On Mon, Nov 11, 2024 at 10:25 AM Matthew Wilcox <willy@infradead.org> wrote: > > On Sun, Nov 10, 2024 at 08:27:52AM -0700, Jens Axboe wrote: > > 5 years ago I posted patches adding support for RWF_UNCACHED, as a way > > to do buffered IO that isn't page cache persistent. The approach back > > then was to have private pages for IO, and then get rid of them once IO > > was done. But that then runs into all the issues that O_DIRECT has, in > > terms of synchronizing with the page cache. > > Today's a holiday, and I suspect you're going to do a v3 before I have > a chance to do a proper review of this version of the series. > > I think "uncached" isn't quite the right word. Perhaps 'RWF_STREAMING' > so that userspace is indicating that this is a streaming I/O and the > kernel gets to choose what to do with that information. > > Also, do we want to fail I/Os to filesystems which don't support > it? I suppose really sophisticated userspace might fall back to > madvise(DONTNEED), but isn't most userspace going to just clear the flag > and retry the I/O? > > Um. Now I've looked, we also have posix_fadvise(POSIX_FADV_NOREUSE), > which is currently a noop. Just to clarify that NOREUSE is NOT a noop since commit 17e8102 ("mm: support POSIX_FADV_NOREUSE"). And it had at least one user (we made the userpspace change after the kernel supported it): SVT-AV1 [1]; it was also added to FIO for testing purposes. [1] https://gitlab.com/AOMediaCodec/SVT-AV1 > But would we be better off honouring > POSIX_FADV_NOREUSE than introducing RWF_UNCACHED? I'll think about this > some more while I'm offline. But I guess the flag isn't honored the way UNCACHED works?

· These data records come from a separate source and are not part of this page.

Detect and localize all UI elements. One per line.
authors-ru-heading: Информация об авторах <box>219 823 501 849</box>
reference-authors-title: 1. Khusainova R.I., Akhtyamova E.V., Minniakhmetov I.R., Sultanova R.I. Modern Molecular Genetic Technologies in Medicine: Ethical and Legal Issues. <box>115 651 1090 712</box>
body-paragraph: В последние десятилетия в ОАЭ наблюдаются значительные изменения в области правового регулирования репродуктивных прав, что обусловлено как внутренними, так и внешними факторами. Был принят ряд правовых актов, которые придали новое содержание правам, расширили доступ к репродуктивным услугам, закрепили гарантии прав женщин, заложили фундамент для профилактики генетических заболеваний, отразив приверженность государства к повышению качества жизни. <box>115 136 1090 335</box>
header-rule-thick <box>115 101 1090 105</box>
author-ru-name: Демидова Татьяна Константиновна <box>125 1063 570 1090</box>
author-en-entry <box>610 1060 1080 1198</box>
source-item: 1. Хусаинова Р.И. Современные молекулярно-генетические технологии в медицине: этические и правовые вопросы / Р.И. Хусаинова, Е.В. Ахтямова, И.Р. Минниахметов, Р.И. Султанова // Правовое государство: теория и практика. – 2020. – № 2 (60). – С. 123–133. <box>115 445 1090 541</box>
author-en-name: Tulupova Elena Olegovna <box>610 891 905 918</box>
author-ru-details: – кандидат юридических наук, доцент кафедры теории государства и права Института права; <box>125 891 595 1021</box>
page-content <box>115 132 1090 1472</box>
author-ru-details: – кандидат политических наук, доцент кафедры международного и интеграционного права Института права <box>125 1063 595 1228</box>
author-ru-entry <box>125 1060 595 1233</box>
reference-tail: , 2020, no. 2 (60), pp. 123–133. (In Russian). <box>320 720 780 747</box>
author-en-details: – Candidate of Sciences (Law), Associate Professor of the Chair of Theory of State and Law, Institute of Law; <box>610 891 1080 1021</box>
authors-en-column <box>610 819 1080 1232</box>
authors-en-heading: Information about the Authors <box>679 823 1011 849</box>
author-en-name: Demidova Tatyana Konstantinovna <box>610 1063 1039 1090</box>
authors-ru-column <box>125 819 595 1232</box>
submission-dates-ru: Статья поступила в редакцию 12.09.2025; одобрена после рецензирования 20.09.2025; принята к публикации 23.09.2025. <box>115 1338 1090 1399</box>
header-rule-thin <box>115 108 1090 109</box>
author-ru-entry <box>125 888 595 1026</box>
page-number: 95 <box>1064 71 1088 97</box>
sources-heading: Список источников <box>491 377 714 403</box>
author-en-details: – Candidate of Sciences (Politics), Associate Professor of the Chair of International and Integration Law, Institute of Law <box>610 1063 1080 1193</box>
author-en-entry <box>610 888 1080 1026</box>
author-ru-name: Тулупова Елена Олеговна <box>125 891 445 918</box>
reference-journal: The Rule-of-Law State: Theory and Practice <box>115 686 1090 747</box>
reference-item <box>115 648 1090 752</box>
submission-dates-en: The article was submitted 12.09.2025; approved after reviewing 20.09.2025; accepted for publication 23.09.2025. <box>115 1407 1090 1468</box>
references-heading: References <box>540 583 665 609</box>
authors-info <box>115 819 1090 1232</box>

On Mon, Nov 11, 2024 at 02:24:54PM -0700, Yu Zhao wrote:
> Just to clarify that NOREUSE is NOT a noop since commit 17e8102 ("mm:
maybe you should send a patch to the manpage?
On Mon, Nov 11, 2024 at 2:48 PM Matthew Wilcox <willy@infradead.org> wrote: > > On Mon, Nov 11, 2024 at 02:24:54PM -0700, Yu Zhao wrote: > > Just to clarify that NOREUSE is NOT a noop since commit 17e8102 ("mm: > > maybe you should send a patch to the manpage? I was under the impression that our engineers took care of that. But apparently it's still pending: https://lore.kernel.org/linux-man/20230320222057.1976956-1-talumbau@google.com/ Will find someone else to follow up on that.